French Prime Minister Jean Castex announced late Thursday that the country’s coronavirus lockdown will be lifted as of Dec. 15 but would be replaced by a nightly curfew from 8 p.m. to 6 a.m. 

The new measure is due to cases and hospitalizations that will not seem to budge despite the French being under a second confinement since Oct. 30.

Residents will be able to leave their homes during the day without an attestation as of Tuesday. The paper will be needed during the curfew if one has to leave the house for a specific reason. Exceptions will be made for professional and medical necessities or to tend to family needs.

The curfew will be lifted on Christmas Eve but will be back in place on New Year’s Eve.

Interior Minister Gerald Darmanin, who was also present at the press conference, said 100,000 police officers would patrol the streets that night to enforce the measure.

Movie houses, museums and theaters will remain closed for the next three weeks, as will restaurants, bars and cafes until their already scheduled re-opening on Jan. 20.

France is enduring a second wave of the coronavirus with numbers that have been trending downward over the past few weeks, albeit slowly. Infections Thursday dropped to 13,750 from 14,595 the day before. Total infections since record-keeping began in March stand at 2,337,966, according to the Ministry of Health.

Fatalities rose by a single case to 297. The official death toll since March stands at 56,940.

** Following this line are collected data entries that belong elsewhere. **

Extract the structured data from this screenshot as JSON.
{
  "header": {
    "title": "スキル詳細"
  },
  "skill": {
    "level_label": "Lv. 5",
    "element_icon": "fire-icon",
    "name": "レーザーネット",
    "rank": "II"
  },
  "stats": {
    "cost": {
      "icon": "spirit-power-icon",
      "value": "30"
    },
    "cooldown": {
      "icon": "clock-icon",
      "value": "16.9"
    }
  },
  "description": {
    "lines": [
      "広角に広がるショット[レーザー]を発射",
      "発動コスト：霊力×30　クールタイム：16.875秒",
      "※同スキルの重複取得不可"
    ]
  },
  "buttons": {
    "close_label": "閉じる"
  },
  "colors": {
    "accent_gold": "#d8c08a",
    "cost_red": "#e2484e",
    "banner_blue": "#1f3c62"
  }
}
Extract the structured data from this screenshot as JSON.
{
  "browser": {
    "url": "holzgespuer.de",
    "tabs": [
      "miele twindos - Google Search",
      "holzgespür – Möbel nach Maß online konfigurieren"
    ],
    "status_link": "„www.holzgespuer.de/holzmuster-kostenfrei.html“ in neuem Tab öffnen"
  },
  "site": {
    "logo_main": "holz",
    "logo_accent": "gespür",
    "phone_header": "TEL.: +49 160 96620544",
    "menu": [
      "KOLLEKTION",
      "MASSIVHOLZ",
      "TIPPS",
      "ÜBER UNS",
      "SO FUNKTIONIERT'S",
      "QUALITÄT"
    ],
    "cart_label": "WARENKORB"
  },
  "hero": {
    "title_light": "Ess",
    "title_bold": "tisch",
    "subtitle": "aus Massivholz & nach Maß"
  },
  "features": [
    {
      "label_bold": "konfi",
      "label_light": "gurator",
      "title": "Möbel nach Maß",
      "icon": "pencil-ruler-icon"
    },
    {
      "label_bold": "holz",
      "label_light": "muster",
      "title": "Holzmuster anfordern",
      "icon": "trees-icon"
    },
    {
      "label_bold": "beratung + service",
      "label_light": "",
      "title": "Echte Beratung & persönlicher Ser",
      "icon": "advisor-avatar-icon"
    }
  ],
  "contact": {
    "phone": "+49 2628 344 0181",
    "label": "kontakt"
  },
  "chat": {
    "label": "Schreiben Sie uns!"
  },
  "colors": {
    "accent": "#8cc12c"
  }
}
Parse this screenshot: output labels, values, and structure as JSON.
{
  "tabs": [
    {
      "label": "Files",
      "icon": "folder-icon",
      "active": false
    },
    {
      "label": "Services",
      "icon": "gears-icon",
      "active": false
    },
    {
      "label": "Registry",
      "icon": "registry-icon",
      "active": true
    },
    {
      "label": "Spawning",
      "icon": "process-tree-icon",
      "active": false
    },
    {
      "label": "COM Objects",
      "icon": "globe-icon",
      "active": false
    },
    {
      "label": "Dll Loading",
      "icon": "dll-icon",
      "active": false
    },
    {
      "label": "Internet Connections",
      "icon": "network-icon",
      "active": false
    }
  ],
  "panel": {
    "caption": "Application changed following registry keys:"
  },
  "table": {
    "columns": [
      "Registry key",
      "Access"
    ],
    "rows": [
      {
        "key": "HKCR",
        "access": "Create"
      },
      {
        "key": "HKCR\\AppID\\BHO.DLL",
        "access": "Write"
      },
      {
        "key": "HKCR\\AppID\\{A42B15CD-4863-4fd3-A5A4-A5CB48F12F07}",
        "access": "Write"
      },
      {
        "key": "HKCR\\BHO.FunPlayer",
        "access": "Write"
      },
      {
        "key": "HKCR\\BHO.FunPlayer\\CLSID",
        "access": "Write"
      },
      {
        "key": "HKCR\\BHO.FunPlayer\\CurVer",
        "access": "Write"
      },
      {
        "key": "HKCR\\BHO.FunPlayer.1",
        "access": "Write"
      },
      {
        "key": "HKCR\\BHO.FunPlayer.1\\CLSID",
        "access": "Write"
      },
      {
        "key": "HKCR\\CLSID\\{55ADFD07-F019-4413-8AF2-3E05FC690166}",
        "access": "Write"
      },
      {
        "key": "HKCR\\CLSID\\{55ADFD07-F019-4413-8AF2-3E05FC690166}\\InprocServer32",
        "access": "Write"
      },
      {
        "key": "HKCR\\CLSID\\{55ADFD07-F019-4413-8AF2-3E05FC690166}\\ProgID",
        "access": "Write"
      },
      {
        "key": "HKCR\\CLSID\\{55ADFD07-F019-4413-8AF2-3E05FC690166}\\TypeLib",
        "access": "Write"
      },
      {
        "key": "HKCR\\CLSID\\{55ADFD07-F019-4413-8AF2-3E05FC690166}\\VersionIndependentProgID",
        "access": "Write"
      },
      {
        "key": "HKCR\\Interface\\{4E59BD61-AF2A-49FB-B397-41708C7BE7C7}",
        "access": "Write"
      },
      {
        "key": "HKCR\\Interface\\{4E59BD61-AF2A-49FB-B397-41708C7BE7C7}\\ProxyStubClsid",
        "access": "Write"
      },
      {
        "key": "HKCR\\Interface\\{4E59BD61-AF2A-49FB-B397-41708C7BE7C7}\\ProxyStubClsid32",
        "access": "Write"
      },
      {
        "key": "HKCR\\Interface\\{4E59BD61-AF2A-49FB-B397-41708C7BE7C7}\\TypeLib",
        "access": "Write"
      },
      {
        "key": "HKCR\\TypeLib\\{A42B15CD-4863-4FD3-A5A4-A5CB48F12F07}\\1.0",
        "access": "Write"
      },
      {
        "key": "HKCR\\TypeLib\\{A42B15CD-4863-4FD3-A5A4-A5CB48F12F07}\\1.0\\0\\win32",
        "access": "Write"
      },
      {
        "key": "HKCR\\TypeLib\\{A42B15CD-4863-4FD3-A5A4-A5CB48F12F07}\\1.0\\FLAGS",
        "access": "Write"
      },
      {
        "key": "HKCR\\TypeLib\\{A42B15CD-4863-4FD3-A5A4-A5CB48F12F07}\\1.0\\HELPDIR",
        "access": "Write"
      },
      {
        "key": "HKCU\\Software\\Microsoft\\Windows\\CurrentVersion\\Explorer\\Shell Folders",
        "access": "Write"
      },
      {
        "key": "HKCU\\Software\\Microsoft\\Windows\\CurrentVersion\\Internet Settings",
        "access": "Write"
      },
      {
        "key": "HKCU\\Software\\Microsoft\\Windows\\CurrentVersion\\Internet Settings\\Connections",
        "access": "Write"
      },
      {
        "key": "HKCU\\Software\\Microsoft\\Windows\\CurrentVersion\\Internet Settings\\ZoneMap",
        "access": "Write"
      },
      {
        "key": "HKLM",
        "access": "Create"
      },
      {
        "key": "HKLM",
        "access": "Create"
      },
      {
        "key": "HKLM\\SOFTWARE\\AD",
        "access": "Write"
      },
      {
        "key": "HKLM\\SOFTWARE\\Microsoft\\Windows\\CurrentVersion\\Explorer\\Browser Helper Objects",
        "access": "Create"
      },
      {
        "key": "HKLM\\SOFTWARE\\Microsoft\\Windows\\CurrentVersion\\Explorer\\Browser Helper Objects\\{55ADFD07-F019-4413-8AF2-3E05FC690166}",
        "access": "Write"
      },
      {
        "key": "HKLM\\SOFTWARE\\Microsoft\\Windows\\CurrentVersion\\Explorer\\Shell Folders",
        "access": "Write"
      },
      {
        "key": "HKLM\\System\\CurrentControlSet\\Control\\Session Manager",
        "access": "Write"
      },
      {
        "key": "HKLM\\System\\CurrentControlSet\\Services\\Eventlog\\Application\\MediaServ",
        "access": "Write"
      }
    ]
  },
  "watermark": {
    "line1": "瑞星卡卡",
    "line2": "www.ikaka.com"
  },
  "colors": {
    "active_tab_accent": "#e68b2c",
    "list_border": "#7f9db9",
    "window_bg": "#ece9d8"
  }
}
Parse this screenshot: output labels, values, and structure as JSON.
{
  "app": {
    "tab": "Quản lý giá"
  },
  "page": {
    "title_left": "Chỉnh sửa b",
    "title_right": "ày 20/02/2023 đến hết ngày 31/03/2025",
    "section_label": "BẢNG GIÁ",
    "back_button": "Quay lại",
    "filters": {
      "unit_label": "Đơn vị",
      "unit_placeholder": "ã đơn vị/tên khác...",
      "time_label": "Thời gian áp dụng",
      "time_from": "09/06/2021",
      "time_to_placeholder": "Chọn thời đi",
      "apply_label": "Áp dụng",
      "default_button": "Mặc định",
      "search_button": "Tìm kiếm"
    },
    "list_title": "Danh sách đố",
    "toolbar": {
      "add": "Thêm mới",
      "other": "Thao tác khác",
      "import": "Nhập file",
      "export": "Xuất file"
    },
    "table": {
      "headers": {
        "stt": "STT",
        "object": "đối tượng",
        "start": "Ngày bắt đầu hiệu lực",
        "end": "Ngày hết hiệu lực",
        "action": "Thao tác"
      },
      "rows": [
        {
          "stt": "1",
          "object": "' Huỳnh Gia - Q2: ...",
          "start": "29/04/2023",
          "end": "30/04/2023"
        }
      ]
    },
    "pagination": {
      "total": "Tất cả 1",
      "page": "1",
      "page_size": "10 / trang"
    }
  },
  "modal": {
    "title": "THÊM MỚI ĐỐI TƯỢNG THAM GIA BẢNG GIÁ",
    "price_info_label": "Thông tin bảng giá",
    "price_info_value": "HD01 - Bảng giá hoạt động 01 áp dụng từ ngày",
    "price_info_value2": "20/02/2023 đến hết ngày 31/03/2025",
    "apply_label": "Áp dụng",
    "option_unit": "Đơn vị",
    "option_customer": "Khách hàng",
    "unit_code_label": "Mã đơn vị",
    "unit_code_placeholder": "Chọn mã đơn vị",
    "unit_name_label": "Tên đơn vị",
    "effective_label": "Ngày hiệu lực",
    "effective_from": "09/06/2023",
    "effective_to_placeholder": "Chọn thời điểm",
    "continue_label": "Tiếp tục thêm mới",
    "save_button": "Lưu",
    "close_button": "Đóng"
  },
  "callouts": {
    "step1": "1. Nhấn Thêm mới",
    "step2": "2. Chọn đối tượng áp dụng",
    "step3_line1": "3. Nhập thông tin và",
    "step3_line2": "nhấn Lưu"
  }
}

Hospitalizations fell by just two to 8,503. A total of 1,118 people remain in intensive care, down by 17 patients from the previous day.

The positivity rate in France remains steady at 6.4%.

Health Minister Olivier Veran also announced at the press conference that mass screening operations will start in certain municipalities across the country from Dec. 14. The cities of Le Havre, Charleville-Mezieres, Roubaix and Saint-Etienne had all reached out to the government for support, Veran related, as infection rates soared.

Worldwide, the death toll from COVID-19 stands at more than 1.5 million since the virus was first detected in Wuhan, China in December last year. The number of infections totals over 69 million, according to the latest figures from US-based Johns Hopkins University.

A vaccination campaign is set to roll out at beginning of the new year as soon as health officials receive doses ordered from the three major pharmaceutical companies in development.